There are different ways to begin practicing mindfulness. You may choose to attend a group session, meet one-on-one with a mindfulness coach or read books dedicated to the practice.

Mindfulness can involve short breathing exercises, body scans where attention is focused on and moves slowly through each part of the body, and guided meditation.

By practicing mindfulness, you can become more present in the moment, more aware of your thoughts and listen to the signals your body is giving you.

Next Steps

If you are new to mindfulness, here are a few tips to help you take that next step and get started:

Start with shorter sessions

Dedicating just a few minutes per day is a good way to start.
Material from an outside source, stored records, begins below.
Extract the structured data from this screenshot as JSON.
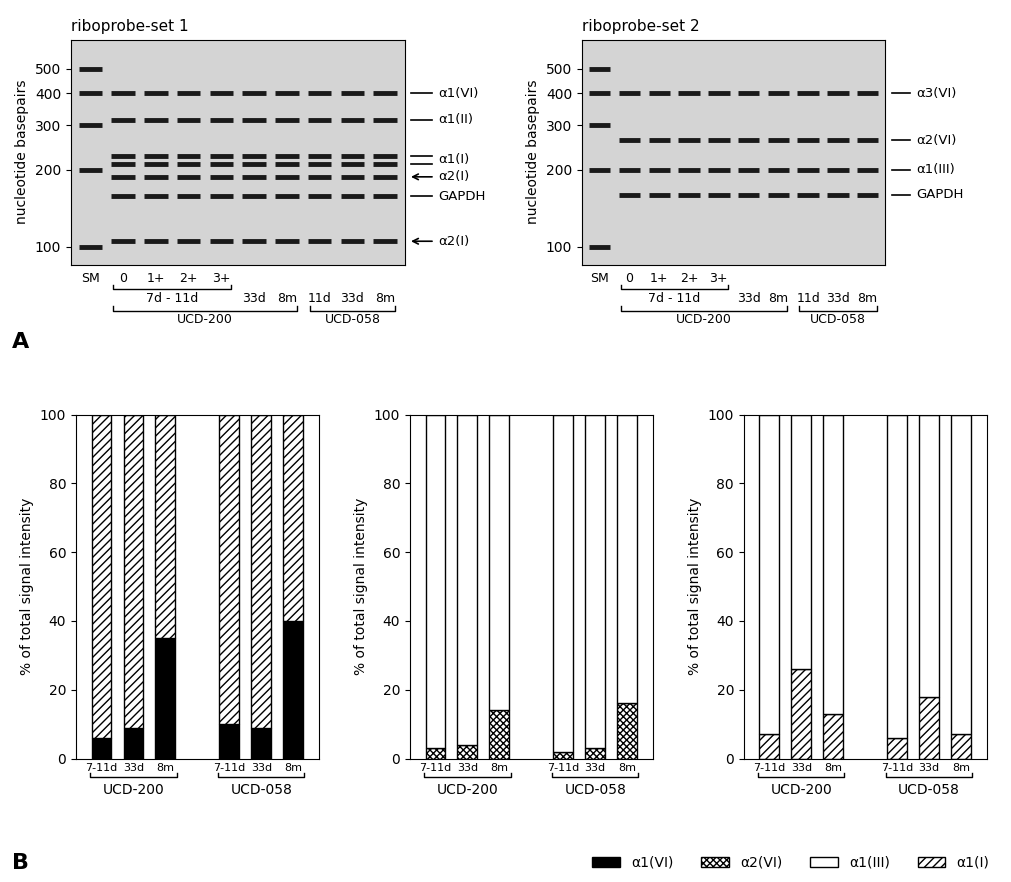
{
  "panel_labels": [
    "A",
    "B"
  ],
  "gels": [
    {
      "title": "riboprobe-set 1",
      "ylabel": "nucleotide basepairs",
      "log": true,
      "ylim": [
        85,
        650
      ],
      "yticks": [
        100,
        200,
        300,
        400,
        500
      ],
      "lanes": [
        {
          "label": "SM"
        },
        {
          "label": "0",
          "time": "7d - 11d",
          "cell_line": "UCD-200"
        },
        {
          "label": "1+",
          "time": "7d - 11d",
          "cell_line": "UCD-200"
        },
        {
          "label": "2+",
          "time": "7d - 11d",
          "cell_line": "UCD-200"
        },
        {
          "label": "3+",
          "time": "7d - 11d",
          "cell_line": "UCD-200"
        },
        {
          "time": "33d",
          "cell_line": "UCD-200"
        },
        {
          "time": "8m",
          "cell_line": "UCD-200"
        },
        {
          "time": "11d",
          "cell_line": "UCD-058"
        },
        {
          "time": "33d",
          "cell_line": "UCD-058"
        },
        {
          "time": "8m",
          "cell_line": "UCD-058"
        }
      ],
      "bands": [
        {
          "label": "α1(VI)",
          "sizes": [
            400
          ],
          "mark": "line"
        },
        {
          "label": "α1(II)",
          "sizes": [
            315
          ],
          "mark": "line"
        },
        {
          "label": "α1(I)",
          "sizes": [
            228,
            212
          ],
          "mark": "line"
        },
        {
          "label": "α2(I)",
          "sizes": [
            188
          ],
          "mark": "arrow"
        },
        {
          "label": "GAPDH",
          "sizes": [
            158
          ],
          "mark": "line"
        },
        {
          "label": "α2(I)",
          "sizes": [
            105
          ],
          "mark": "arrow"
        }
      ]
    },
    {
      "title": "riboprobe-set 2",
      "ylabel": "nucleotide basepairs",
      "log": true,
      "ylim": [
        85,
        650
      ],
      "yticks": [
        100,
        200,
        300,
        400,
        500
      ],
      "lanes": [
        {
          "label": "SM"
        },
        {
          "label": "0",
          "time": "7d - 11d",
          "cell_line": "UCD-200"
        },
        {
          "label": "1+",
          "time": "7d - 11d",
          "cell_line": "UCD-200"
        },
        {
          "label": "2+",
          "time": "7d - 11d",
          "cell_line": "UCD-200"
        },
        {
          "label": "3+",
          "time": "7d - 11d",
          "cell_line": "UCD-200"
        },
        {
          "time": "33d",
          "cell_line": "UCD-200"
        },
        {
          "time": "8m",
          "cell_line": "UCD-200"
        },
        {
          "time": "11d",
          "cell_line": "UCD-058"
        },
        {
          "time": "33d",
          "cell_line": "UCD-058"
        },
        {
          "time": "8m",
          "cell_line": "UCD-058"
        }
      ],
      "bands": [
        {
          "label": "α3(VI)",
          "sizes": [
            400
          ],
          "mark": "line"
        },
        {
          "label": "α2(VI)",
          "sizes": [
            262
          ],
          "mark": "line"
        },
        {
          "label": "α1(III)",
          "sizes": [
            200
          ],
          "mark": "line"
        },
        {
          "label": "GAPDH",
          "sizes": [
            160
          ],
          "mark": "line"
        }
      ]
    }
  ],
  "chart_data": [
    {
      "type": "bar",
      "stacked": true,
      "ylabel": "% of total signal intensity",
      "ylim": [
        0,
        100
      ],
      "yticks": [
        0,
        20,
        40,
        60,
        80,
        100
      ],
      "categories": [
        "7-11d",
        "33d",
        "8m",
        "7-11d",
        "33d",
        "8m"
      ],
      "groups": [
        "UCD-200",
        "UCD-058"
      ],
      "series": [
        {
          "name": "α1(VI)",
          "color": "#000000",
          "values": [
            6,
            9,
            35,
            10,
            9,
            40
          ]
        },
        {
          "name": "α1(I)",
          "color": "#ffffff",
          "values": [
            94,
            91,
            65,
            90,
            91,
            60
          ]
        }
      ]
    },
    {
      "type": "bar",
      "stacked": true,
      "ylabel": "% of total signal intensity",
      "ylim": [
        0,
        100
      ],
      "yticks": [
        0,
        20,
        40,
        60,
        80,
        100
      ],
      "categories": [
        "7-11d",
        "33d",
        "8m",
        "7-11d",
        "33d",
        "8m"
      ],
      "groups": [
        "UCD-200",
        "UCD-058"
      ],
      "series": [
        {
          "name": "α2(VI)",
          "color": "#ffffff",
          "values": [
            3,
            4,
            14,
            2,
            3,
            16
          ]
        },
        {
          "name": "α1(III)",
          "color": "#ffffff",
          "values": [
            97,
            96,
            86,
            98,
            97,
            84
          ]
        }
      ]
    },
    {
      "type": "bar",
      "stacked": true,
      "ylabel": "% of total signal intensity",
      "ylim": [
        0,
        100
      ],
      "yticks": [
        0,
        20,
        40,
        60,
        80,
        100
      ],
      "categories": [
        "7-11d",
        "33d",
        "8m",
        "7-11d",
        "33d",
        "8m"
      ],
      "groups": [
        "UCD-200",
        "UCD-058"
      ],
      "series": [
        {
          "name": "α1(I)",
          "color": "#ffffff",
          "values": [
            7,
            26,
            13,
            6,
            18,
            7
          ]
        },
        {
          "name": "α1(III)",
          "color": "#ffffff",
          "values": [
            93,
            74,
            87,
            94,
            82,
            93
          ]
        }
      ]
    }
  ],
  "figure_legend": [
    "α1(VI)",
    "α2(VI)",
    "α1(III)",
    "α1(I)"
  ]
}
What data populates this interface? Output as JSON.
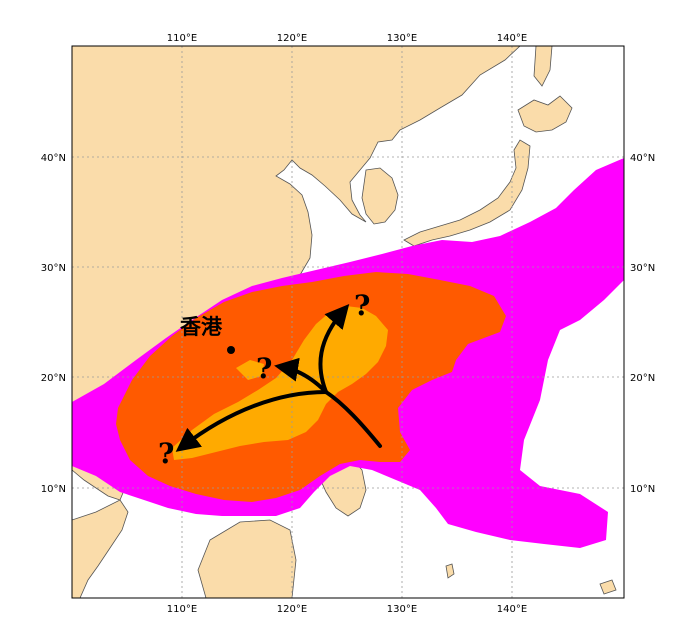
{
  "map": {
    "colors": {
      "land": "#fadcaa",
      "sea": "#ffffff",
      "coast": "#555555",
      "grid": "#9a9a9a",
      "prob_low": "#ff00ff",
      "prob_mid": "#ff5a00",
      "prob_high": "#ffaa00",
      "arrow": "#000000"
    },
    "lon_labels": [
      "110°E",
      "120°E",
      "130°E",
      "140°E"
    ],
    "lat_labels": [
      "40°N",
      "30°N",
      "20°N",
      "10°N"
    ],
    "place_label": "香港",
    "question_marks": [
      "?",
      "?",
      "?"
    ]
  }
}
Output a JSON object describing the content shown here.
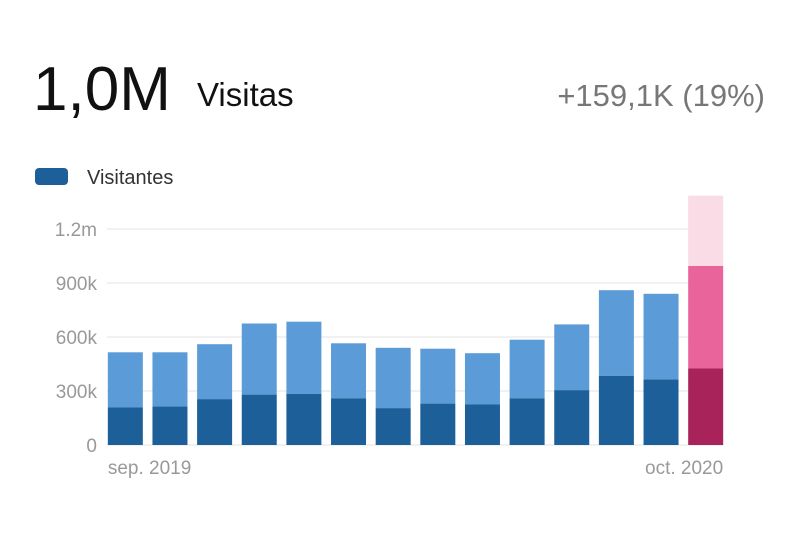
{
  "chart_data": {
    "type": "stacked_bar",
    "headline": {
      "value": "1,0M",
      "label": "Visitas",
      "change": "+159,1K (19%)"
    },
    "categories": [
      "sep. 2019",
      null,
      null,
      null,
      null,
      null,
      null,
      null,
      null,
      null,
      null,
      null,
      null,
      "oct. 2020"
    ],
    "series": [
      {
        "name": "Visitantes",
        "color": "#1c5f99",
        "colors": [
          "#1c5f99",
          "#1c5f99",
          "#1c5f99",
          "#1c5f99",
          "#1c5f99",
          "#1c5f99",
          "#1c5f99",
          "#1c5f99",
          "#1c5f99",
          "#1c5f99",
          "#1c5f99",
          "#1c5f99",
          "#1c5f99",
          "#a8235a"
        ],
        "values": [
          210000,
          215000,
          255000,
          280000,
          285000,
          260000,
          205000,
          230000,
          225000,
          260000,
          305000,
          385000,
          365000,
          425000
        ]
      },
      {
        "color": "#5b9bd8",
        "colors": [
          "#5b9bd8",
          "#5b9bd8",
          "#5b9bd8",
          "#5b9bd8",
          "#5b9bd8",
          "#5b9bd8",
          "#5b9bd8",
          "#5b9bd8",
          "#5b9bd8",
          "#5b9bd8",
          "#5b9bd8",
          "#5b9bd8",
          "#5b9bd8",
          "#e8649a"
        ],
        "values": [
          305000,
          300000,
          305000,
          395000,
          400000,
          305000,
          335000,
          305000,
          285000,
          325000,
          365000,
          475000,
          475000,
          570000
        ]
      },
      {
        "color": "#f9dce6",
        "values": [
          null,
          null,
          null,
          null,
          null,
          null,
          null,
          null,
          null,
          null,
          null,
          null,
          null,
          390000
        ]
      }
    ],
    "ylim": [
      0,
      1400000
    ],
    "yticks": [
      0,
      {
        "value": 300000,
        "label": "300k"
      },
      {
        "value": 600000,
        "label": "600k"
      },
      {
        "value": 900000,
        "label": "900k"
      },
      {
        "value": 1200000,
        "label": "1.2m"
      }
    ],
    "grid": true
  }
}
This can be increased gradually you become more comfortable with your practice.

Choosing the right environment

Finding a quiet and comfortable place where you can sit or lay comfortably without distractions can be helpful.

Making it a habit

Incorporate mindfulness into your daily activities. You don’t have to limit your mindful practice to attending meditation classes. Practicing being fully present in everyday activities like eating and walking can help get you into a routine.

Seek guidance if needed

Consider joining a mindfulness group or taking a mindfulness course. Receiving guidance from someone who is experienced in the practice can be helpful.

Download an App

Apps like the Smiling Mind – Meditation App offer beginner meditation sessions and other features to help you with your mindful practice.